Bacta has fired the starting gun on its engagement with DCMS regarding an uplift in the maximum permitted stake and prize levels which for some categories have remained at their current levels since 2011 and as a consequence undermined the land-based sector’s ability to compete with other forms of gambling entertainment.
The lead body representing the UK land-based gaming entertainment sector has submitted proposals to Secretary of State the Rt Hon Lucy Frazer KC MP outlining an evidence-based case for stake and prize increases across Categories C, B3, B3A and B4. For Category D cranes bacta is proposing no change in stake but an increase in maximum prize levels from £50 to £75.
For Category C which last experienced an increase a decade ago, bacta is arguing for a stake/prize of £1.50/£150; for B3 and B3A the proposed uplift is to £2.50/£750 and B4 £2.50/£750.
Explaining the importance of securing an uplift and continuing the industry’s ability to continue to invest across economies at local, regional and national levels bacta National President John Bollom stated: “Bacta member operators were extremely disappointed that the reintroduction of the Triennial Review which served the industry so well, was not included in the White Paper.
“Bacta is mindful of the importance of prioritising the White Paper consultations and for reforms to be delivered during this Parliament but we must also keep stake and prize levels and the mechanism to determine them firmly on the agenda.”

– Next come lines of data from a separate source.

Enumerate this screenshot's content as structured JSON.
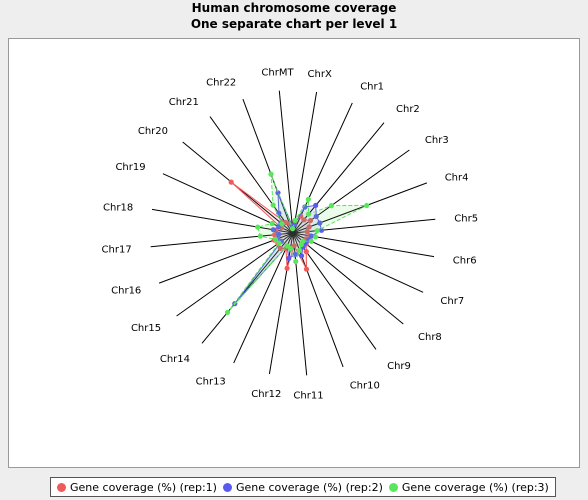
{
  "chart_data": {
    "type": "radar",
    "title": "Human chromosome coverage",
    "subtitle": "One separate chart per level 1",
    "categories": [
      "ChrMT",
      "ChrX",
      "Chr1",
      "Chr2",
      "Chr3",
      "Chr4",
      "Chr5",
      "Chr6",
      "Chr7",
      "Chr8",
      "Chr9",
      "Chr10",
      "Chr11",
      "Chr12",
      "Chr13",
      "Chr14",
      "Chr15",
      "Chr16",
      "Chr17",
      "Chr18",
      "Chr19",
      "Chr20",
      "Chr21",
      "Chr22"
    ],
    "rmax": 100,
    "grid": false,
    "legend_position": "bottom",
    "series": [
      {
        "name": "Gene coverage (%) (rep:1)",
        "color": "#f05a5a",
        "values": [
          3,
          8,
          13,
          12,
          15,
          12,
          10,
          12,
          10,
          12,
          16,
          27,
          9,
          25,
          12,
          14,
          13,
          14,
          13,
          12,
          9,
          56,
          9,
          7
        ]
      },
      {
        "name": "Gene coverage (%) (rep:2)",
        "color": "#5a5af0",
        "values": [
          5,
          6,
          20,
          25,
          20,
          20,
          20,
          13,
          12,
          11,
          12,
          17,
          15,
          18,
          10,
          64,
          10,
          12,
          10,
          14,
          11,
          11,
          17,
          30
        ]
      },
      {
        "name": "Gene coverage (%) (rep:3)",
        "color": "#5ae65a",
        "values": [
          3,
          9,
          26,
          17,
          33,
          55,
          17,
          16,
          14,
          9,
          10,
          13,
          20,
          11,
          10,
          72,
          12,
          13,
          23,
          25,
          16,
          10,
          24,
          44
        ]
      }
    ]
  }
}
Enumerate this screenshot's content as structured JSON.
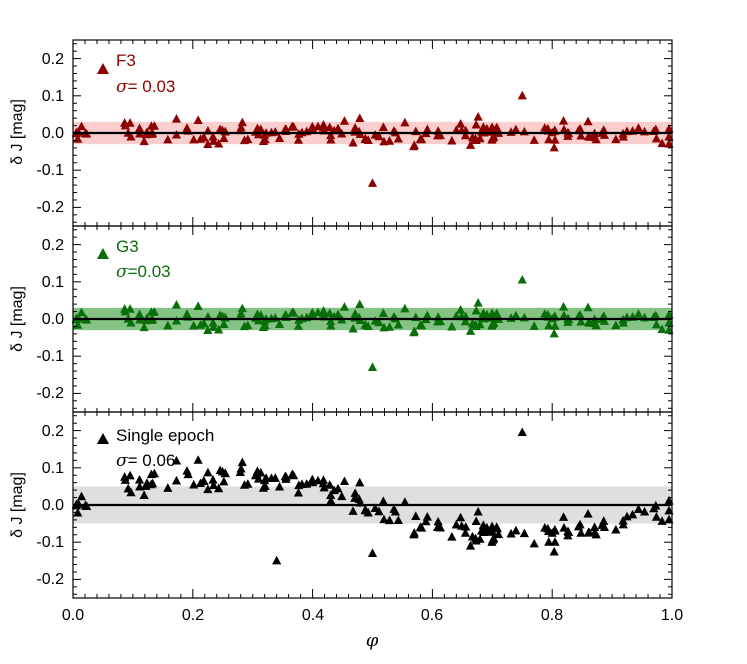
{
  "chart_data": {
    "type": "scatter",
    "figure": {
      "xlabel": "φ",
      "xlim": [
        0.0,
        1.0
      ],
      "xticks": [
        "0.0",
        "0.2",
        "0.4",
        "0.6",
        "0.8",
        "1.0"
      ]
    },
    "panels": [
      {
        "id": "F3",
        "label": "F3",
        "sigma_symbol": "σ",
        "sigma_value": "= 0.03",
        "ylabel": "δ J [mag]",
        "ylim": [
          -0.25,
          0.25
        ],
        "yticks": [
          "0.2",
          "0.1",
          "0.0",
          "-0.1",
          "-0.2"
        ],
        "color": "#8b0000",
        "band_color": "#f9c6c4",
        "band": [
          -0.03,
          0.03
        ],
        "model": "flat"
      },
      {
        "id": "G3",
        "label": "G3",
        "sigma_symbol": "σ",
        "sigma_value": "=0.03",
        "ylabel": "δ J [mag]",
        "ylim": [
          -0.25,
          0.25
        ],
        "yticks": [
          "0.2",
          "0.1",
          "0.0",
          "-0.1",
          "-0.2"
        ],
        "color": "#0a6e0a",
        "band_color": "#6fb86f",
        "band": [
          -0.03,
          0.03
        ],
        "model": "flat"
      },
      {
        "id": "single",
        "label": "Single epoch",
        "sigma_symbol": "σ",
        "sigma_value": "= 0.06",
        "ylabel": "δ J [mag]",
        "ylim": [
          -0.25,
          0.25
        ],
        "yticks": [
          "0.2",
          "0.1",
          "0.0",
          "-0.1",
          "-0.2"
        ],
        "color": "#000000",
        "band_color": "#d9d9d9",
        "band": [
          -0.05,
          0.05
        ],
        "model": "sinusoid"
      }
    ],
    "points_estimated": "approx. 180 points per panel, scatter around a zero line",
    "notable_points": [
      {
        "panel": "F3",
        "x": 0.5,
        "y": -0.135
      },
      {
        "panel": "F3",
        "x": 0.75,
        "y": 0.1
      },
      {
        "panel": "G3",
        "x": 0.5,
        "y": -0.13
      },
      {
        "panel": "G3",
        "x": 0.75,
        "y": 0.105
      },
      {
        "panel": "single",
        "x": 0.5,
        "y": -0.13
      },
      {
        "panel": "single",
        "x": 0.75,
        "y": 0.195
      },
      {
        "panel": "single",
        "x": 0.34,
        "y": -0.15
      }
    ]
  }
}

Using the Bank of England inflation calculator, the levels proposed by bacta are below the cumulative impact of inflation over the past decade. Bacta’s submission argues: “It should be noted that whilst these proposed maximums reflect a less than inflationary increase, this will not reduce the pay-out percentages for the player, and therefore regardless of the stake selected the player is not disadvantaged in any way. It should be noted that any amounts retained by the machine will not increase by the same percentage amounts as a large proportion of any stake is returned to the player as a prize. It should be further noted that players do not all stake at the maximums. The average stake for a machine is circa 60 percent of the maximum permitted.”
In relation to crane grabbers bacta stated: “We feel at this stage that a maximum permitted £1 stake is sufficient. The cost of the prizes used in these machines however, has risen significantly and their value to players has been correspondingly eroded by inflation. We are therefore proposing an uplift to recapture that value proposition for what is a relatively small number of machines in the market (3,000). It should be noted that Government agreed to raise the maximum permitted prize on these machines to £60 in 2013 but didn’t enact the necessary legislation.”

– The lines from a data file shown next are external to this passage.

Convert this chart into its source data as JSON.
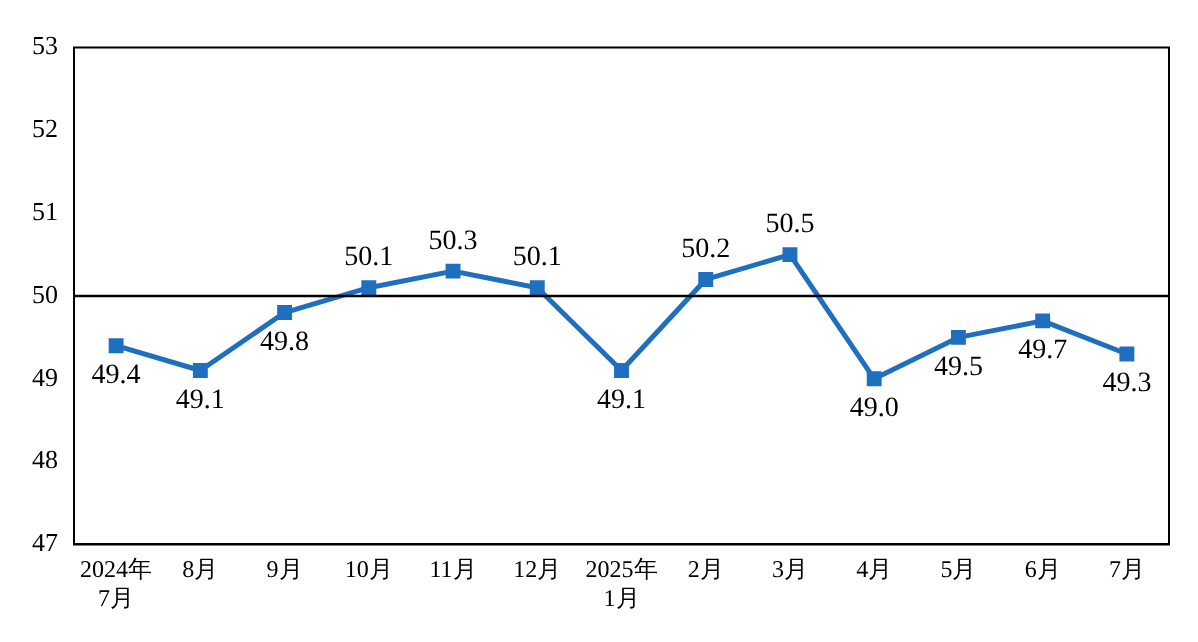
{
  "chart_data": {
    "type": "line",
    "categories": [
      "2024年\n7月",
      "8月",
      "9月",
      "10月",
      "11月",
      "12月",
      "2025年\n1月",
      "2月",
      "3月",
      "4月",
      "5月",
      "6月",
      "7月"
    ],
    "series": [
      {
        "color": "#1f6fc0",
        "values": [
          49.4,
          49.1,
          49.8,
          50.1,
          50.3,
          50.1,
          49.1,
          50.2,
          50.5,
          49.0,
          49.5,
          49.7,
          49.3
        ],
        "value_labels": [
          "49.4",
          "49.1",
          "49.8",
          "50.1",
          "50.3",
          "50.1",
          "49.1",
          "50.2",
          "50.5",
          "49.0",
          "49.5",
          "49.7",
          "49.3"
        ]
      }
    ],
    "ylim": [
      47,
      53
    ],
    "yticks": [
      47,
      48,
      49,
      50,
      51,
      52,
      53
    ],
    "grid": false,
    "legend": false,
    "marker": "square",
    "line_style": "solid",
    "ref_lines": [
      {
        "axis": "y",
        "value": 50,
        "color": "#000000"
      }
    ]
  }
}
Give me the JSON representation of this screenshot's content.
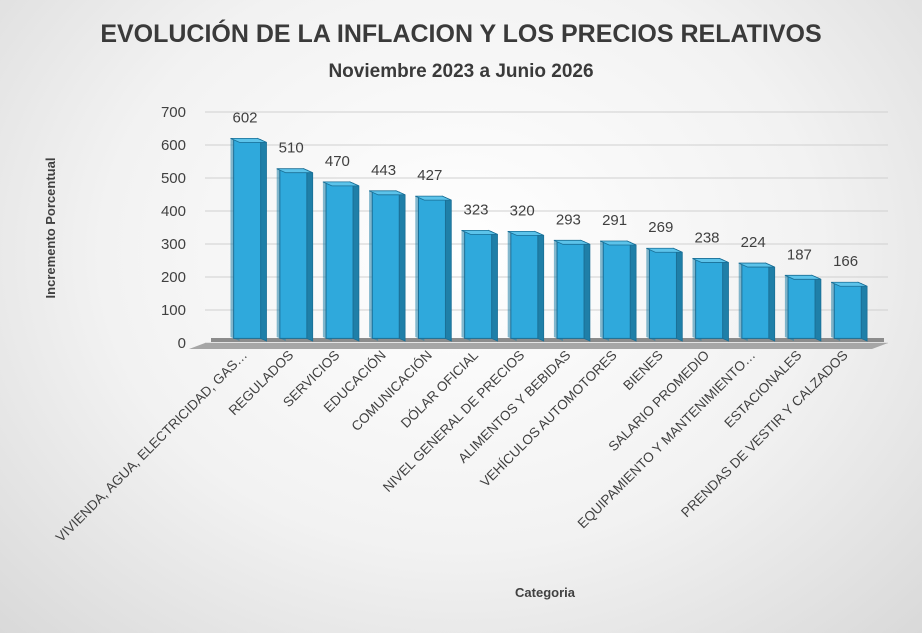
{
  "chart_data": {
    "type": "bar",
    "title": "EVOLUCIÓN DE LA INFLACION Y LOS PRECIOS RELATIVOS",
    "subtitle": "Noviembre 2023 a Junio 2026",
    "xlabel": "Categoria",
    "ylabel": "Incremento Porcentual",
    "ylim": [
      0,
      700
    ],
    "yticks": [
      0,
      100,
      200,
      300,
      400,
      500,
      600,
      700
    ],
    "grid": true,
    "legend": "none",
    "categories": [
      "VIVIENDA, AGUA, ELECTRICIDAD, GAS…",
      "REGULADOS",
      "SERVICIOS",
      "EDUCACIÓN",
      "COMUNICACIÓN",
      "DÓLAR OFICIAL",
      "NIVEL GENERAL DE PRECIOS",
      "ALIMENTOS Y BEBIDAS",
      "VEHÍCULOS AUTOMOTORES",
      "BIENES",
      "SALARIO PROMEDIO",
      "EQUIPAMIENTO Y MANTENIMIENTO…",
      "ESTACIONALES",
      "PRENDAS DE VESTIR Y CALZADOS"
    ],
    "values": [
      602,
      510,
      470,
      443,
      427,
      323,
      320,
      293,
      291,
      269,
      238,
      224,
      187,
      166
    ],
    "colors": {
      "bar_front": "#2fa9dc",
      "bar_side": "#1f7fa8",
      "bar_top": "#5cc3ea",
      "bar_edge": "#1a6f96",
      "floor": "#a6a6a6",
      "grid": "#d0d0d0"
    }
  }
}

Addressing the central importance of maintaining the industry’s exemplary commitment to player protection bacta’s submission points out that restoring stake and prize levels to what they were cannot logically increase the risk of harm, stating that “players will always have the option of playing at a lower stake and prize if that is what they wish to do and many will, as we know from current player behaviour. This was not the case in the past when multi-staking was not available. The machines are not going to change, just the maximum permitted price and prize.”
Underlining the unique set of challenges which face the industry John Bollom noted: “Unlike any other business, we cannot pass our costs on to the consumer and our proposals are required to simply keep better pace with inflation. Without regular increases in the maximums permitted, the industry’s ability to bring jobs and economic benefit to the high street and to coastal communities will be severely undermined.”